エルネストは、交互に二人の顔を見ながら話を続けた。


「しかも、資源探査船を購入するために、ファビオさんは自分の

 高速小型輸送機を売り飛ばし、さらに『運び屋』時代の貯蓄を全て

 使ってる。テオさんのほうも、お父様の遺産を全てつぎ込んだ。

 そこまでして、なぜアステロイド・ハンターに?」


ファビオとテオは、再び目を丸くして顔を見合わせた。

—— そこまで俺達のことを調べてるとは! 

   いや、GSAにはそんな記録まで残っているのか ——


ファビオは、先ほどのリオ商会の話は、自分達と話を始めるための

単なる口実で、彼はこっちの話を聞くのがメインだったのだと

気が付いた。


「お宝さがしで、一発当てて、儲けるため……と言っても、

 レスタンクールさんは信じそうにないですね」

ファビオが薄笑いを浮かべながら言った。


「ファビオさん。どうぞ。
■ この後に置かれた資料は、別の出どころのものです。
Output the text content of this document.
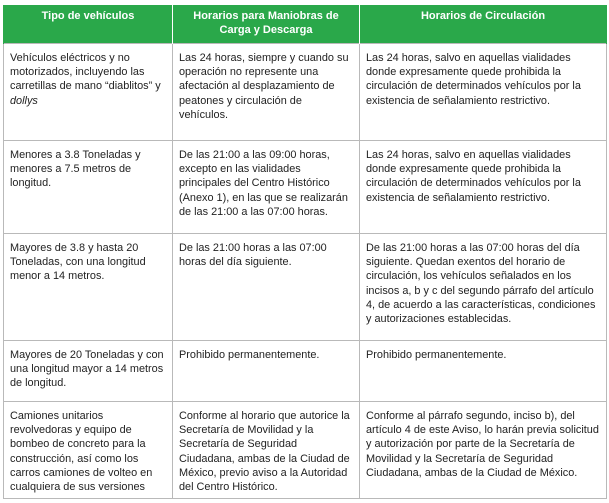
Tipo de vehículos	Horarios para Maniobras de Carga y Descarga	Horarios de Circulación
Vehículos eléctricos y no motorizados, incluyendo las carretillas de mano “diablitos” y dollys	Las 24 horas, siempre y cuando su operación no represente una afectación al desplazamiento de peatones y circulación de vehículos.	Las 24 horas, salvo en aquellas vialidades donde expresamente quede prohibida la circulación de determinados vehículos por la existencia de señalamiento restrictivo.
Menores a 3.8 Toneladas y menores a 7.5 metros de longitud.	De las 21:00 a las 09:00 horas, excepto en las vialidades principales del Centro Histórico (Anexo 1), en las que se realizarán de las 21:00 a las 07:00 horas.	Las 24 horas, salvo en aquellas vialidades donde expresamente quede prohibida la circulación de determinados vehículos por la existencia de señalamiento restrictivo.
Mayores de 3.8 y hasta 20 Toneladas, con una longitud menor a 14 metros.	De las 21:00 horas a las 07:00 horas del día siguiente.	De las 21:00 horas a las 07:00 horas del día siguiente. Quedan exentos del horario de circulación, los vehículos señalados en los incisos a, b y c del segundo párrafo del artículo 4, de acuerdo a las características, condiciones y autorizaciones establecidas.
Mayores de 20 Toneladas y con una longitud mayor a 14 metros de longitud.	Prohibido permanentemente.	Prohibido permanentemente.
Camiones unitarios revolvedoras y equipo de bombeo de concreto para la construcción, así como los carros camiones de volteo en cualquiera de sus versiones	Conforme al horario que autorice la Secretaría de Movilidad y la Secretaría de Seguridad Ciudadana, ambas de la Ciudad de México, previo aviso a la Autoridad del Centro Histórico.	Conforme al párrafo segundo, inciso b), del artículo 4 de este Aviso, lo harán previa solicitud y autorización por parte de la Secretaría de Movilidad y la Secretaría de Seguridad Ciudadana, ambas de la Ciudad de México.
エルネストと呼んでください。

 わたしのほうも正直に言います。

 私は、あなた方が『宝探し』以外の目的も持っていると踏んでいます。

 例の事件のことで、我々GSAの掴んでいない『何か』を知って

 いるんじゃないんですか?

 お二人が全財産を投げうってまで、ここ小惑星帯に来るという

 決断をさせるほどの『何か』の情報を」


—— 参った。全て見抜かれている ——


「そこまで……」

とファビオが言いかけると、テオが横から注意をうながした。

「いいのか?」


ファビオはテオに向かって深くうなずいた。

「この人なら大丈夫だろう」


ファビオはエルネストに向かって言った。

「GSAの記録に乗せないと約束してくれるなら、エルネストさん

 あなたにだけ話しますが、ここでは話せません。